Plumbing supply group Reliance Worldwide accelerates cost reduction as COVID lockdowns in China extend problems


However, the market for new home construction and renovation in Australia remained strong, even though the Reserve Bank of Australia rising interest rates for six consecutive months since May. Group sales in Asia-Pacific rose 1% in the September quarter.

The group’s Americas business accounts for approximately 50% of total revenues, with the company’s flagship product being the Sharkbite range of brass push-to-connect fittings, which saves plumbers time as they avoid the traditional welding of parts in place.

Reliance is also having a headache from prolonged COVID-19 lockdowns in China. That of the group EZ-Flo business, acquired for $434 million in November last year has a large manufacturing facility in China’s Ningbo Free Trade Zone which manufactures most of its products, while also using other third-party manufacturers in China for other stationery.

Mr Sharp said if a lockdown continues until the end of next week, Reliance “would have to scramble a bit” to ensure it had enough stock to fulfill orders.

Reliance reported on Tuesday that net sales for the September quarter rose 23% to $303.1 million ($479 million), with EZ-Flo contributing $53.8 million. . Reliance increased its earnings before interest and taxes by 15% to $64.6 million, but EBIT margins fell to 21.4% from 22.8% a year ago.

Mr. Sharp pointed out that it is very difficult to forecast demand due to the uncertainty surrounding the economic outlook. “It’s just super difficult right now,” he said.

“What next month will look like is really impossible to judge.”

Reliance chief financial officer Andrew Johnson said the group’s three main regions had been given cost reduction targets to achieve, but he declined to specify the size.

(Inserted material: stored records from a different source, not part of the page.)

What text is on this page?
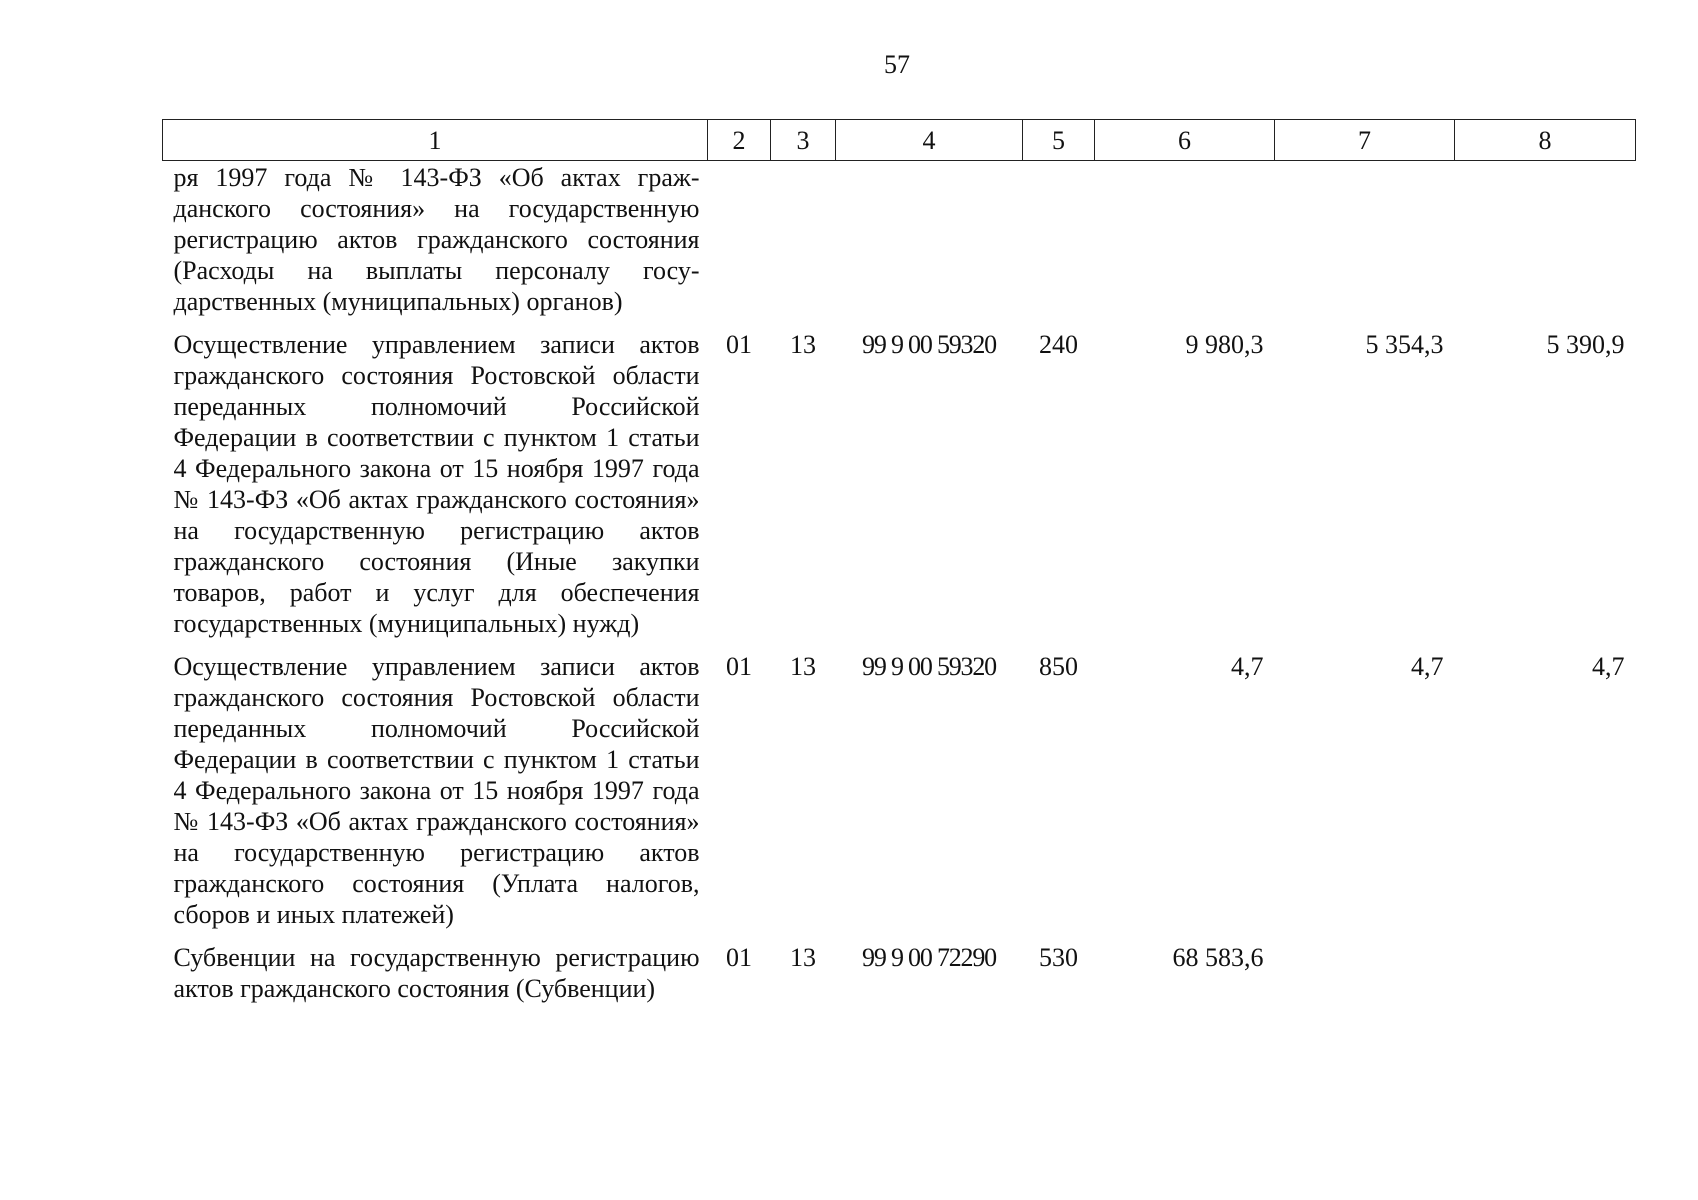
57
1	2	3	4	5	6	7	8
ря 1997 года № 143-ФЗ «Об актах гражданского состояния» на государственную регистрацию актов гражданского состояния (Расходы на выплаты персоналу государственных (муниципальных) органов)							
Осуществление управлением записи актов гражданского состояния Ростовской области переданных полномочий Российской Федерации в соответствии с пунктом 1 статьи 4 Федерального закона от 15 ноября 1997 года № 143-ФЗ «Об актах гражданского состояния» на государственную регистрацию актов гражданского состояния (Иные закупки товаров, работ и услуг для обеспечения государственных (муниципальных) нужд)	01	13	99 9 00 59320	240	9 980,3	5 354,3	5 390,9
Осуществление управлением записи актов гражданского состояния Ростовской области переданных полномочий Российской Федерации в соответствии с пунктом 1 статьи 4 Федерального закона от 15 ноября 1997 года № 143-ФЗ «Об актах гражданского состояния» на государственную регистрацию актов гражданского состояния (Уплата налогов, сборов и иных платежей)	01	13	99 9 00 59320	850	4,7	4,7	4,7
Субвенции на государственную регистрацию актов гражданского состояния (Субвенции)	01	13	99 9 00 72290	530	68 583,6		
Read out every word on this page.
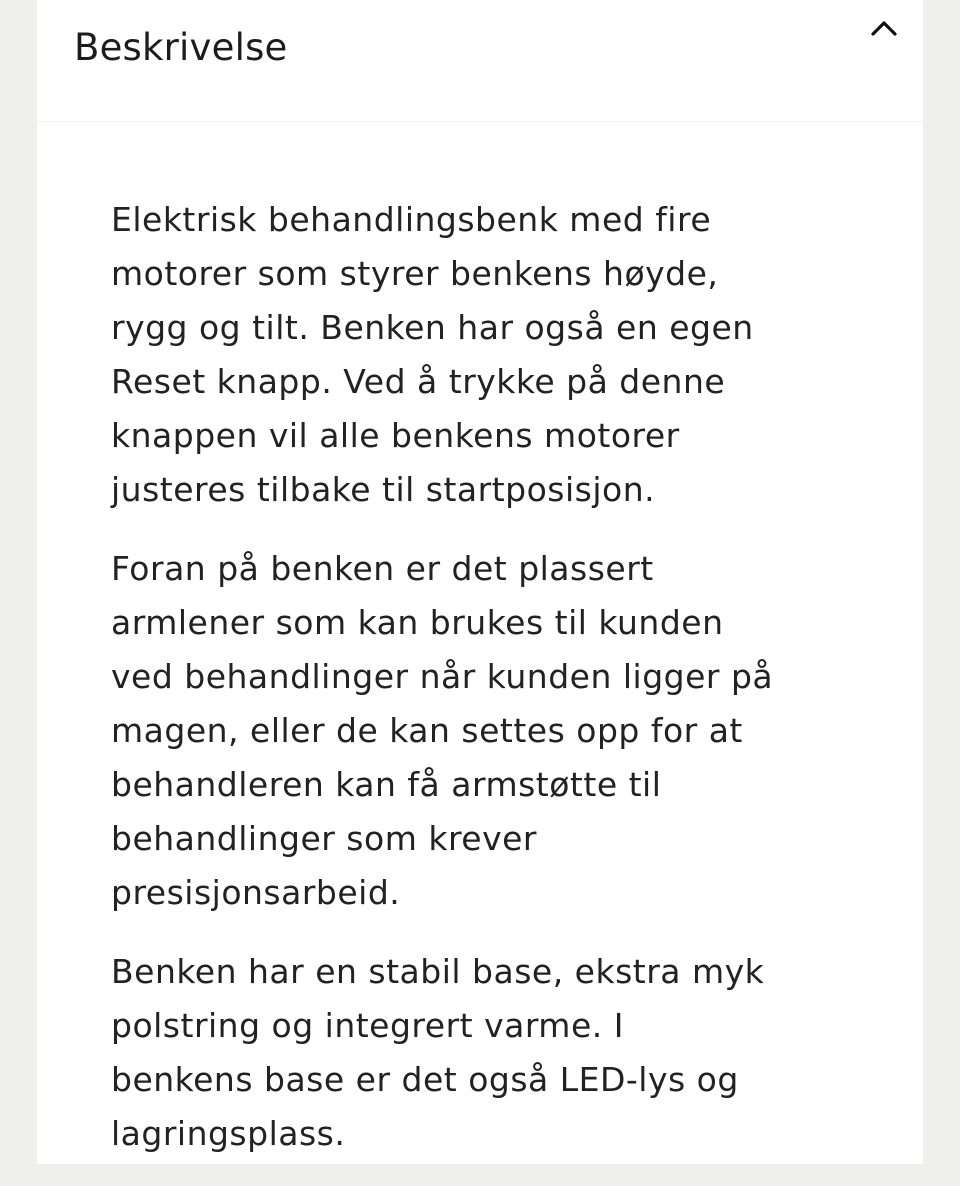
Beskrivelse

Elektrisk behandlingsbenk med fire
motorer som styrer benkens høyde,
rygg og tilt. Benken har også en egen
Reset knapp. Ved å trykke på denne
knappen vil alle benkens motorer
justeres tilbake til startposisjon.

Foran på benken er det plassert
armlener som kan brukes til kunden
ved behandlinger når kunden ligger på
magen, eller de kan settes opp for at
behandleren kan få armstøtte til
behandlinger som krever
presisjonsarbeid.

Benken har en stabil base, ekstra myk
polstring og integrert varme. I
benkens base er det også LED-lys og
lagringsplass.
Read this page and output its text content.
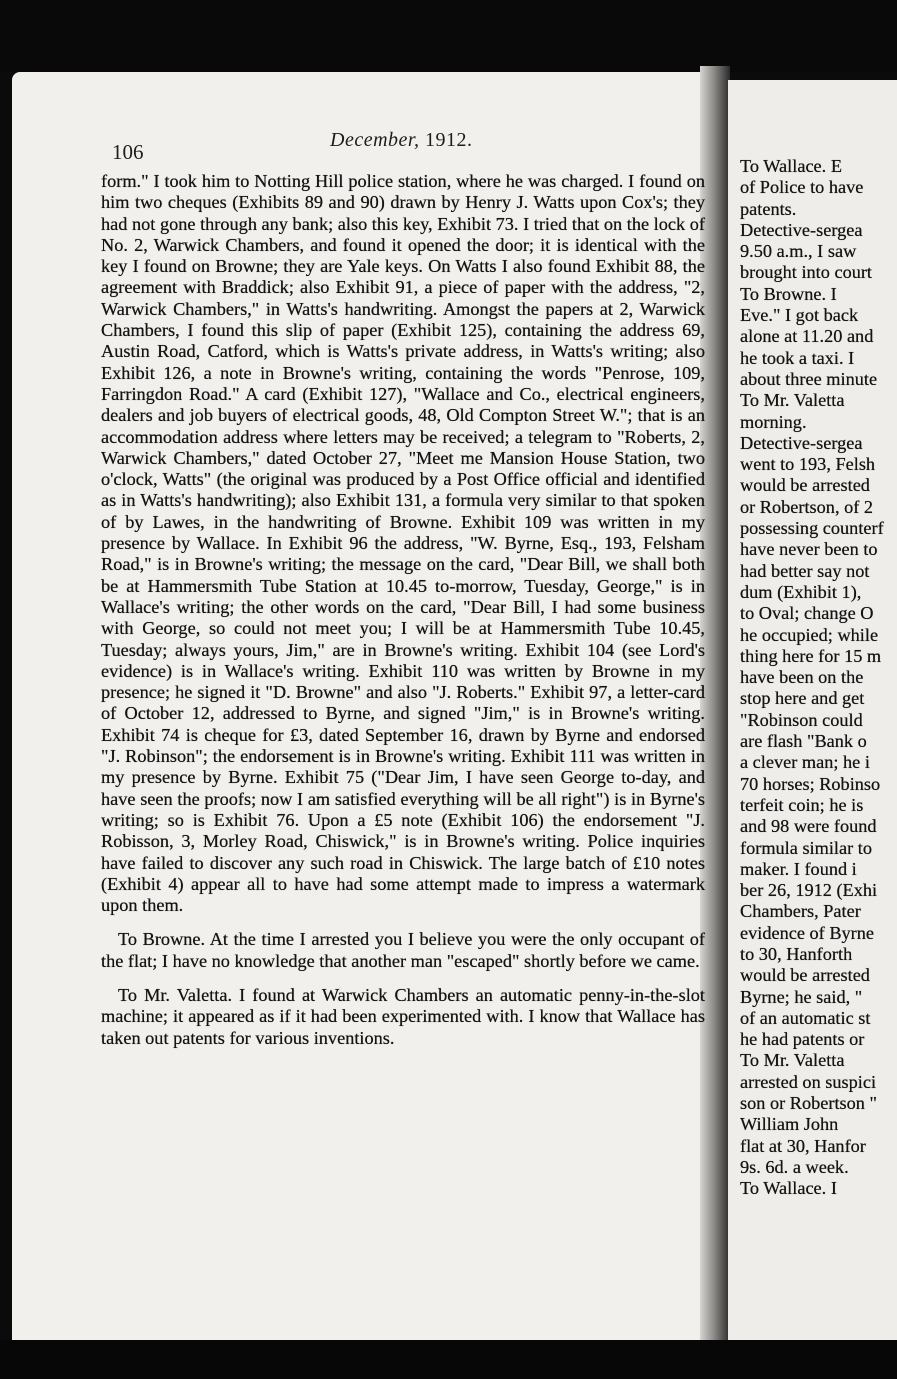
106	December, 1912.

form." I took him to Notting Hill police station, where he was charged. I found on him two cheques (Exhibits 89 and 90) drawn by Henry J. Watts upon Cox's; they had not gone through any bank; also this key, Exhibit 73. I tried that on the lock of No. 2, Warwick Chambers, and found it opened the door; it is identical with the key I found on Browne; they are Yale keys. On Watts I also found Exhibit 88, the agreement with Braddick; also Exhibit 91, a piece of paper with the address, "2, Warwick Chambers," in Watts's handwriting. Amongst the papers at 2, Warwick Chambers, I found this slip of paper (Exhibit 125), containing the address 69, Austin Road, Catford, which is Watts's private address, in Watts's writing; also Exhibit 126, a note in Browne's writing, containing the words "Penrose, 109, Farringdon Road." A card (Exhibit 127), "Wallace and Co., electrical engineers, dealers and job buyers of electrical goods, 48, Old Compton Street W."; that is an accommodation address where letters may be received; a telegram to "Roberts, 2, Warwick Chambers," dated October 27, "Meet me Mansion House Station, two o'clock, Watts" (the original was produced by a Post Office official and identified as in Watts's handwriting); also Exhibit 131, a formula very similar to that spoken of by Lawes, in the handwriting of Browne. Exhibit 109 was written in my presence by Wallace. In Exhibit 96 the address, "W. Byrne, Esq., 193, Felsham Road," is in Browne's writing; the message on the card, "Dear Bill, we shall both be at Hammersmith Tube Station at 10.45 to-morrow, Tuesday, George," is in Wallace's writing; the other words on the card, "Dear Bill, I had some business with George, so could not meet you; I will be at Hammersmith Tube 10.45, Tuesday; always yours, Jim," are in Browne's writing. Exhibit 104 (see Lord's evidence) is in Wallace's writing. Exhibit 110 was written by Browne in my presence; he signed it "D. Browne" and also "J. Roberts." Exhibit 97, a letter-card of October 12, addressed to Byrne, and signed "Jim," is in Browne's writing. Exhibit 74 is cheque for £3, dated September 16, drawn by Byrne and endorsed "J. Robinson"; the endorsement is in Browne's writing. Exhibit 111 was written in my presence by Byrne. Exhibit 75 ("Dear Jim, I have seen George to-day, and have seen the proofs; now I am satisfied everything will be all right") is in Byrne's writing; so is Exhibit 76. Upon a £5 note (Exhibit 106) the endorsement "J. Robisson, 3, Morley Road, Chiswick," is in Browne's writing. Police inquiries have failed to discover any such road in Chiswick. The large batch of £10 notes (Exhibit 4) appear all to have had some attempt made to impress a watermark upon them.

To Browne. At the time I arrested you I believe you were the only occupant of the flat; I have no knowledge that another man "escaped" shortly before we came.

To Mr. Valetta. I found at Warwick Chambers an automatic penny-in-the-slot machine; it appeared as if it had been experimented with. I know that Wallace has taken out patents for various inventions.

To Wallace. E
of Police to have
patents.
Detective-sergea
9.50 a.m., I saw
brought into court
To Browne. I
Eve." I got back
alone at 11.20 and
he took a taxi. I
about three minute
To Mr. Valetta
morning.
Detective-sergea
went to 193, Felsh
would be arrested
or Robertson, of 2
possessing counterf
have never been to
had better say not
dum (Exhibit 1),
to Oval; change O
he occupied; while
thing here for 15 m
have been on the
stop here and get
"Robinson could
are flash "Bank o
a clever man; he i
70 horses; Robinso
terfeit coin; he is
and 98 were found
formula similar to
maker. I found i
ber 26, 1912 (Exhi
Chambers, Pater
evidence of Byrne
to 30, Hanforth
would be arrested
Byrne; he said, "
of an automatic st
he had patents or
To Mr. Valetta
arrested on suspici
son or Robertson "
William John
flat at 30, Hanfor
9s. 6d. a week.
To Wallace. I
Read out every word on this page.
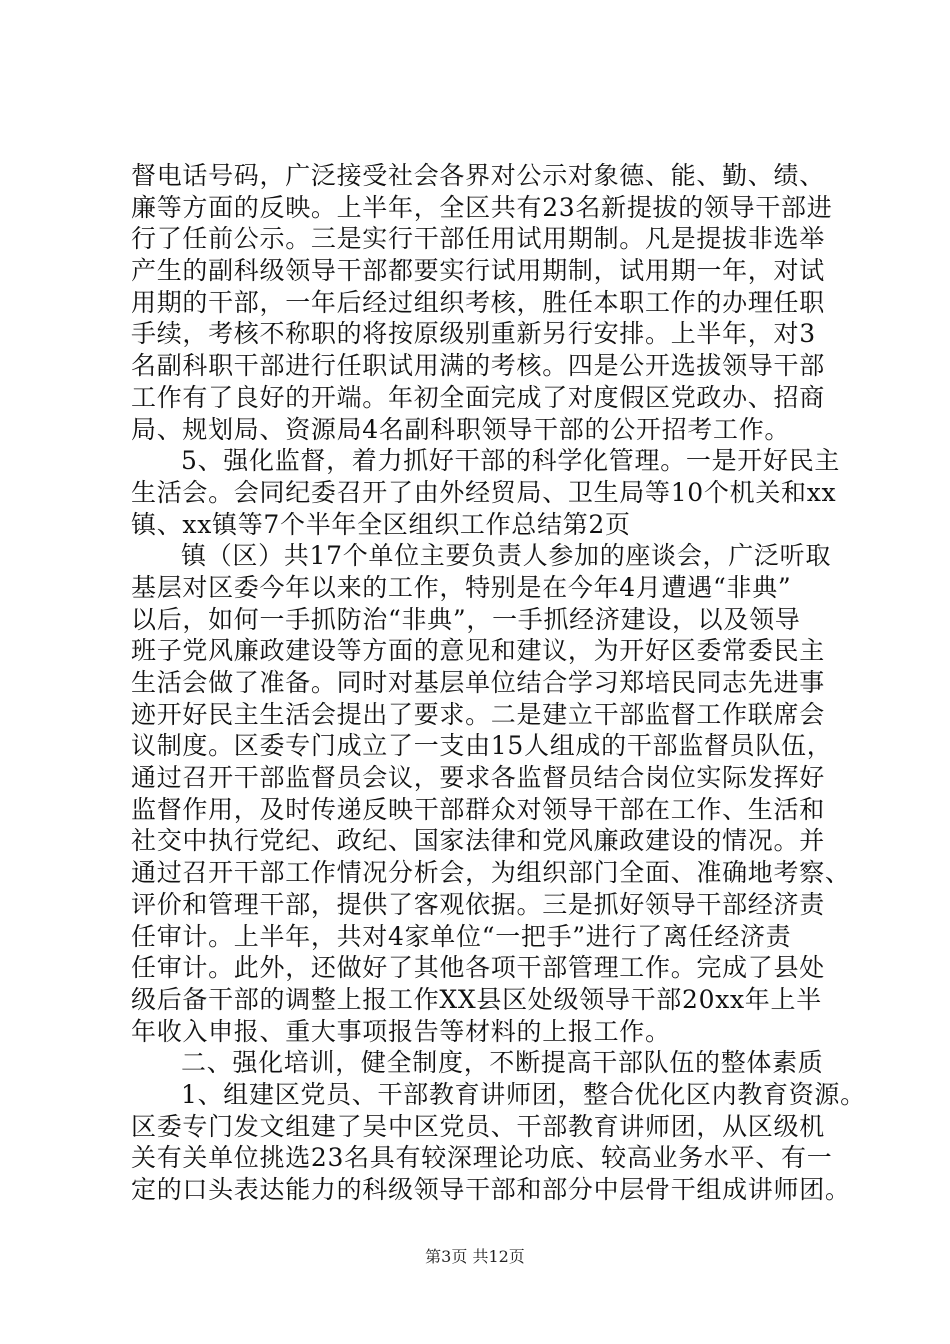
督电话号码，广泛接受社会各界对公示对象德、能、勤、绩、
廉等方面的反映。上半年，全区共有23名新提拔的领导干部进
行了任前公示。三是实行干部任用试用期制。凡是提拔非选举
产生的副科级领导干部都要实行试用期制，试用期一年，对试
用期的干部，一年后经过组织考核，胜任本职工作的办理任职
手续，考核不称职的将按原级别重新另行安排。上半年，对3
名副科职干部进行任职试用满的考核。四是公开选拔领导干部
工作有了良好的开端。年初全面完成了对度假区党政办、招商
局、规划局、资源局4名副科职领导干部的公开招考工作。
5、强化监督，着力抓好干部的科学化管理。一是开好民主
生活会。会同纪委召开了由外经贸局、卫生局等10个机关和xx
镇、xx镇等7个半年全区组织工作总结第2页
镇（区）共17个单位主要负责人参加的座谈会，广泛听取
基层对区委今年以来的工作，特别是在今年4月遭遇“非典”
以后，如何一手抓防治“非典”，一手抓经济建设，以及领导
班子党风廉政建设等方面的意见和建议，为开好区委常委民主
生活会做了准备。同时对基层单位结合学习郑培民同志先进事
迹开好民主生活会提出了要求。二是建立干部监督工作联席会
议制度。区委专门成立了一支由15人组成的干部监督员队伍，
通过召开干部监督员会议，要求各监督员结合岗位实际发挥好
监督作用，及时传递反映干部群众对领导干部在工作、生活和
社交中执行党纪、政纪、国家法律和党风廉政建设的情况。并
通过召开干部工作情况分析会，为组织部门全面、准确地考察、
评价和管理干部，提供了客观依据。三是抓好领导干部经济责
任审计。上半年，共对4家单位“一把手”进行了离任经济责
任审计。此外，还做好了其他各项干部管理工作。完成了县处
级后备干部的调整上报工作XX县区处级领导干部20xx年上半
年收入申报、重大事项报告等材料的上报工作。
二、强化培训，健全制度，不断提高干部队伍的整体素质
1、组建区党员、干部教育讲师团，整合优化区内教育资源。
区委专门发文组建了吴中区党员、干部教育讲师团，从区级机
关有关单位挑选23名具有较深理论功底、较高业务水平、有一
定的口头表达能力的科级领导干部和部分中层骨干组成讲师团。
第3页 共12页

“We certainly have targets that we have assigned to the regions,” he said.

The company made a big bet in 2018 on overseas expansion when it spent $1.2 billion to acquire the John Guest in the UK.

Economists called the end of Australia’s pandemic-fueled renovation boom in early September. After jumping 25% over the past two years, alterations and additions activity, which is considered a proxy for home renovations, declined, falling 1.6% in the national accounts for the quarter of June.

Mr Sharp said Reliance should be spared the worst of any economic downturn as much of its business was related to repair and maintenance.